The following statement comes in handy when dealing with an exercise on Kanamori's book, and since I have little experience with random reals I decided to ask here whether my solution is correct or not.
Q. Assume that $a_1, \dots, a_r, k$ are natural numbers and $x$ is a random real over $V$. Show that there exists $b \in \omega$ such that $b$ is distinct from all the $a_i's$ and that $x(b) = k$.
My attempt:
So I thought about density arguments but I didn't encounter any good dense sets so I decided to use this characterization of random reals: $x$ is random over $V$ iff $x$ is not in any $A_c$ where $c \in V$ is a $G_\delta$ code for a null set. And the main idea is to construct definable $G_\delta$ sets for each $n$ such that $x \not \in A_c$ forces $x$ to take $k$ as a value somewhere above $n$. Since $n$ is arbitrary we can then take it to be $a_r + 1$. Also since the codes will be definable, they will be in $V$.

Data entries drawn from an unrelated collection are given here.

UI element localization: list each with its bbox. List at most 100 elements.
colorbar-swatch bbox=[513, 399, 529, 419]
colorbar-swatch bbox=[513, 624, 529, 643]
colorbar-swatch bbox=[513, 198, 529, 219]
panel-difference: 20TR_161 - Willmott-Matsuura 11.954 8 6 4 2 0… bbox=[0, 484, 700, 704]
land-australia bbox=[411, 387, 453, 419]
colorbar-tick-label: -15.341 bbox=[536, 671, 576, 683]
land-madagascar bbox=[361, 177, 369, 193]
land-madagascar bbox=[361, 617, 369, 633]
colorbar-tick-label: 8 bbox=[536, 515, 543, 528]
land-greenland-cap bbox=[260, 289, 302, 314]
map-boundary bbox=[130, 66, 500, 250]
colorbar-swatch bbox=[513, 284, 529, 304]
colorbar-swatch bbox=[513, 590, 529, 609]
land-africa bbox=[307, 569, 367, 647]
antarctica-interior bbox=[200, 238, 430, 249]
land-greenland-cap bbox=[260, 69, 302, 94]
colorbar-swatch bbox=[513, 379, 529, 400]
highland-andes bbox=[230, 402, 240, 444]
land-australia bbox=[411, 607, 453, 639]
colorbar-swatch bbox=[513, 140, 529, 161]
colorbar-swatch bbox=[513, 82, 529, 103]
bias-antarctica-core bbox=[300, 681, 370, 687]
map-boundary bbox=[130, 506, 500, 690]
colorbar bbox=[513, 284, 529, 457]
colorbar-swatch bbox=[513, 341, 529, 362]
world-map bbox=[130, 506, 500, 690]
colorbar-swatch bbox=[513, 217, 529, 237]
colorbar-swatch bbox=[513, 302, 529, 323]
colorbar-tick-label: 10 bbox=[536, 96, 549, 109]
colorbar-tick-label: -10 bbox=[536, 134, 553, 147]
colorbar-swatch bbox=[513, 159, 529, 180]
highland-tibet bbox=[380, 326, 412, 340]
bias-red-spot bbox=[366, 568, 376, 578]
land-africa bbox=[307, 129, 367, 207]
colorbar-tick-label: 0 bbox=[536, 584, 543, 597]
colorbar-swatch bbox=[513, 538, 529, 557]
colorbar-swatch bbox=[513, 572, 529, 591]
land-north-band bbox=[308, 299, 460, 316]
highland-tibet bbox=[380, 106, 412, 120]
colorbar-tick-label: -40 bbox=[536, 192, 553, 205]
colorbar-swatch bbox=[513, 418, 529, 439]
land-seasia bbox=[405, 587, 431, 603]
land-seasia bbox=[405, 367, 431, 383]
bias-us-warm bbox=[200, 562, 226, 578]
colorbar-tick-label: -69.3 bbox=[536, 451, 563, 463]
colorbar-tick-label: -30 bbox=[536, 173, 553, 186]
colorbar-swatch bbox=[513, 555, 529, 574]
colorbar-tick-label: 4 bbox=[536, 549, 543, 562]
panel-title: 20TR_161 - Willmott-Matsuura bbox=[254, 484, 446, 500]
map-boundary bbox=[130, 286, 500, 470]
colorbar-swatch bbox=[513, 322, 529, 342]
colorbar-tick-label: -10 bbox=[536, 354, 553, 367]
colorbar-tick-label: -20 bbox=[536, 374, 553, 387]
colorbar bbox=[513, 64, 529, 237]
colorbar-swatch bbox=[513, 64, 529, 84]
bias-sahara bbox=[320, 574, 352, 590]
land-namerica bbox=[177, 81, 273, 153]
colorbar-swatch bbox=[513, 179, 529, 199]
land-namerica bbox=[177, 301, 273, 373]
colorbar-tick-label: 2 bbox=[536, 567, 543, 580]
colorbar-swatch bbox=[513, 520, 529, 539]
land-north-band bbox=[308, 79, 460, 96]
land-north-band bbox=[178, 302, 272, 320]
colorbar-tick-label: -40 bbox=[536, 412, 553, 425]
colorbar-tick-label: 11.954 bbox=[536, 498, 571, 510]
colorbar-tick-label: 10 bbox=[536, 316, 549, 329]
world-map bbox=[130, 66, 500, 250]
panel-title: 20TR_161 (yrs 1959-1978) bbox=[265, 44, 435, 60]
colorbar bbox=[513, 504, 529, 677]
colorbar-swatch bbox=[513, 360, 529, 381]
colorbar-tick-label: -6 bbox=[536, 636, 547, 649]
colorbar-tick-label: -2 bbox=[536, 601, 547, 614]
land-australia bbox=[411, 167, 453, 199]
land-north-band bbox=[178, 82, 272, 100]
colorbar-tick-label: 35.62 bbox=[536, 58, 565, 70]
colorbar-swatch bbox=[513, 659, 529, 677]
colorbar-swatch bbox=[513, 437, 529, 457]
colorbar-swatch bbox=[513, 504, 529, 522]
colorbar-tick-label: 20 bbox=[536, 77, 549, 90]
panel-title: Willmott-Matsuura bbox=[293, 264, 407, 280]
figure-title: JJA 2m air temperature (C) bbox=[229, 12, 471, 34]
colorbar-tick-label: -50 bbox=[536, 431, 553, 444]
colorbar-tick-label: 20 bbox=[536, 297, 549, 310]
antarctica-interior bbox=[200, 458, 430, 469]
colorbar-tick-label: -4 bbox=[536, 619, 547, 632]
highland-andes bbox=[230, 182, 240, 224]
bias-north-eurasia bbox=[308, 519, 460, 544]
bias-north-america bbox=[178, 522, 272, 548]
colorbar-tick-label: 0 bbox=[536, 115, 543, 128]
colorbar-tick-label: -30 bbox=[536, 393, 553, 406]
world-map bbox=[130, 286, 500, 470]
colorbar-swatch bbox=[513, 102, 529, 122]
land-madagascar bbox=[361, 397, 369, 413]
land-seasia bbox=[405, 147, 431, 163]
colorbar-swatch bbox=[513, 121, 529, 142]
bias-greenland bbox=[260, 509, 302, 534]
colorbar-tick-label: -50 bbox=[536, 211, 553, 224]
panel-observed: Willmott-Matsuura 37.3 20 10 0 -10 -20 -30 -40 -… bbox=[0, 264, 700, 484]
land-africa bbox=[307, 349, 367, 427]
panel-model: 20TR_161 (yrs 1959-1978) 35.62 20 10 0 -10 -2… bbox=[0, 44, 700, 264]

We solve for $n = 0$, because the other cases will be clear after the proof for $n=0$. For each $i \in \omega$ let $A_i$ be the set of all reals $y$ such that $y(i) \neq k$. Then $$A_i = \bigcup\{O_{s_j} \mid j\in \omega \text{ and } |s_j| = i+1 \text{ and } s_j(i)\neq k\},$$
where the $s_j$'s are a fixed recursive enumeration of $^{\lt\omega}\omega$ and $O_{s_j} = \{ x \in {^\omega\omega} : s_j \subset x \}$. So every $A_i$ is open and we let $c$ be the real coding the intersection of these nicely definable open sets. Now $A_c = \bigcap_{i=0}^{\infty} A_i$. And if we show that $A_c$ is null and then we would get to the desired result as discussed above.
We have that $m_L(A_c) = \inf\{m_L(\bigcap_{i=0}^{l} A_i): l \in \omega \}$, So we let $B_l = m_L(\bigcap_{i=0}^{l} A_i)$. With a usage of the definition of measure and a combinatorial argument we can see that,
$$ B_l = \sum\limits_{i_0 \neq k}\sum\limits_{i_1 \neq k}\dots\sum\limits_{i_l \neq k}(2^{-(i_0 + 1)} \times 2^{-(i_1 + 1)} \dots \times 2^{-(i_l + 1)}).$$
With the help of one of my friends who actually knows how to use the inclusion-exclusion principle(!) we came to this:
$$1 - B_l = \sum_{j = 1}^{l+1}((-1)^{j-1} \times \binom{l+1}{j} \times (2^{-(k+1)})^{j})$$
Also using the binomial theorem we get(again with my friends help!):
$$1 - B_l = -[(1 - 2^{-(k+1)})^{l+1} - 1].$$ Now if we let $l \rightarrow \infty$ then $1 - B_l \rightarrow 1$ and $B_l \rightarrow 0$, which insures that $A_c$ is null. For the case $n > 0$ we can take the corresponding $G_\delta$ set to be $A_c = \bigcap_{i=n}^{\infty} A_i$, which through the argument above will also serve our purpose.
I would be really glad if somebody could point out any potential flaws. Also I would appreciate any reasonably shorter proof of this fact. Sorry for the long post.